1934 und 1935 führten Nussbaum und sein kleines Team Untersuchungen in ganz Deutschland durch, wobei sie sich besonders auf die süddeutschen Städte Burgkunstadt, Göppingen und Würzburg konzentrierten. Dort glaubte Nussbaum körperliche und mentale Eigenheiten von Juden in besonders ursprünglicher Form anzutreffen, da in diesen Orten die Vorfahren mancher Juden bereits zu römischer Zeit eingewandert waren. Die Untersuchungen wurden in Schulen, Kinderheimen, Krankenhäusern und Altersheimen vorgenommen. Man dokumentierte körperliche Merkmale wie die Länge der Lippen, der Nase, der Stirn, die Augen-, Haar- und Hautfarbe. Jeder Proband wurde frontal und im Profil fotografiert. Manche von ihnen erhielten Fragebögen zur psychologischen Vorgeschichte der Familie oder wurden um einen Stammbaum gebeten. Auffälligkeiten wie Schizophrenie, Alkoholismus, Diabetes und kriminelles Verhalten wurden über Generationen hinweg zurückverfolgt. Spezielle Aufmerksamkeit schenkte man Zwillingspaaren.

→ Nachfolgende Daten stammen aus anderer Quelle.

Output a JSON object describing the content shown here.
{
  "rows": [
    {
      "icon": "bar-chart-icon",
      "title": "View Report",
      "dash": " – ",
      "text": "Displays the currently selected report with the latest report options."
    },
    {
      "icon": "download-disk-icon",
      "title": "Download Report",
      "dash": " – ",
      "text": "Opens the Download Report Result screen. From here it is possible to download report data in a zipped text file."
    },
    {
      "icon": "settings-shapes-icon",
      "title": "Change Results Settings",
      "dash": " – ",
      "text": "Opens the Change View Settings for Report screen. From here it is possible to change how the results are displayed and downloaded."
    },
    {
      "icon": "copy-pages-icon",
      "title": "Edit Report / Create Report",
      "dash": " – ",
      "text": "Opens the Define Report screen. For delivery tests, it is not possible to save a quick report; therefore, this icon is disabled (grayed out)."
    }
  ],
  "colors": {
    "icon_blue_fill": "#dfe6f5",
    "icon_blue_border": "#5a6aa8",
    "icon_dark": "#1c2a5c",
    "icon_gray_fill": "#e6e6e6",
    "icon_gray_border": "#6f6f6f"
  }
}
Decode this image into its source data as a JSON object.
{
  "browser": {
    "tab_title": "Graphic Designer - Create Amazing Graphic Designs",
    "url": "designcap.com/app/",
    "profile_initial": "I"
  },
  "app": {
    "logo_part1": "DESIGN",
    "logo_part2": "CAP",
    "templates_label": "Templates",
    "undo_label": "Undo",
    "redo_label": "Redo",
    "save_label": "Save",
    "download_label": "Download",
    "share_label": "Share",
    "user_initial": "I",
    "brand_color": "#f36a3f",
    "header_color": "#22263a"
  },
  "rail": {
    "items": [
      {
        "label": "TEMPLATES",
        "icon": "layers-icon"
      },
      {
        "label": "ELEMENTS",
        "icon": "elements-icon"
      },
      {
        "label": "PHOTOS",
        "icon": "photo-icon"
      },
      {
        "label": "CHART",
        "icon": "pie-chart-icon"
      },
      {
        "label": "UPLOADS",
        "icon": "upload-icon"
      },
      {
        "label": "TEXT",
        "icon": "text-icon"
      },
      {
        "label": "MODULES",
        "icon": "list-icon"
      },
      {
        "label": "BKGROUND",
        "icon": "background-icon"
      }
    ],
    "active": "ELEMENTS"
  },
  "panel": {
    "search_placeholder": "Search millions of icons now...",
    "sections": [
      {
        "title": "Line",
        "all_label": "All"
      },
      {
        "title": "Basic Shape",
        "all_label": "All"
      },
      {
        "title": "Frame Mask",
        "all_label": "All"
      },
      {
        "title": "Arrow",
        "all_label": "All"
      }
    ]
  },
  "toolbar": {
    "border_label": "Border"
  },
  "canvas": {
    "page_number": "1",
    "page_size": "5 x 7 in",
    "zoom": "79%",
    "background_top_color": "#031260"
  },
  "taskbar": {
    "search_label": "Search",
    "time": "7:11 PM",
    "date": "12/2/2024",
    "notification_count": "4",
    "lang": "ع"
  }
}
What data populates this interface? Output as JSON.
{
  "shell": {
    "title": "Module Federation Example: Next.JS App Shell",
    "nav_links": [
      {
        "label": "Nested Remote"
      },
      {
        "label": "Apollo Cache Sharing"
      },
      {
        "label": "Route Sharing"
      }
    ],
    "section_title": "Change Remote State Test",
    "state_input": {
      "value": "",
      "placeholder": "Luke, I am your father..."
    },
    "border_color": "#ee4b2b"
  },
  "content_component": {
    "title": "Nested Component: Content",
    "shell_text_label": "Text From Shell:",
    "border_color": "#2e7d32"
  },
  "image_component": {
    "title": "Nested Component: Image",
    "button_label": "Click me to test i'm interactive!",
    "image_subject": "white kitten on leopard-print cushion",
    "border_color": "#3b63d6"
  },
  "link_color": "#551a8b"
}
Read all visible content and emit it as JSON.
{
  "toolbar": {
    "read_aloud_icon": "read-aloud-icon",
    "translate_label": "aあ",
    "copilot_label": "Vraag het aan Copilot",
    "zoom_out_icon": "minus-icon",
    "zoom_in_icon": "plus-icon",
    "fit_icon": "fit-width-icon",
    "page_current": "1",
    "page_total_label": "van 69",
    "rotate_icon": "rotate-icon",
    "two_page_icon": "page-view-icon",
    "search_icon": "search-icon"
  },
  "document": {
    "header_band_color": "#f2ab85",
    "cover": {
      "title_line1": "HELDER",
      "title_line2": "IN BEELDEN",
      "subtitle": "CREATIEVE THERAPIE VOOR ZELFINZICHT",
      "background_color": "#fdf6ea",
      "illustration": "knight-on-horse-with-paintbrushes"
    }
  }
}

Die Nationalsozialisten aber hielten die Minderwertigkeit der Juden bereits für erwiesen. Für Nussbaum muss es entmutigend gewesen sein, dass seine auf Forschung begründeten Belege für die rassische Gleichwertigkeit vom Regime nicht anerkannt wurden – und dass die Nürnberger Gesetze von 1935 dessen Haltung unumstößlich festschrieben.

Blatt mit zwei Fotografien eines jüdischen Mädchens, entstanden im Rahmen der eugenischen Studien von Wilhelm Nussbaum, 1930er Jahre.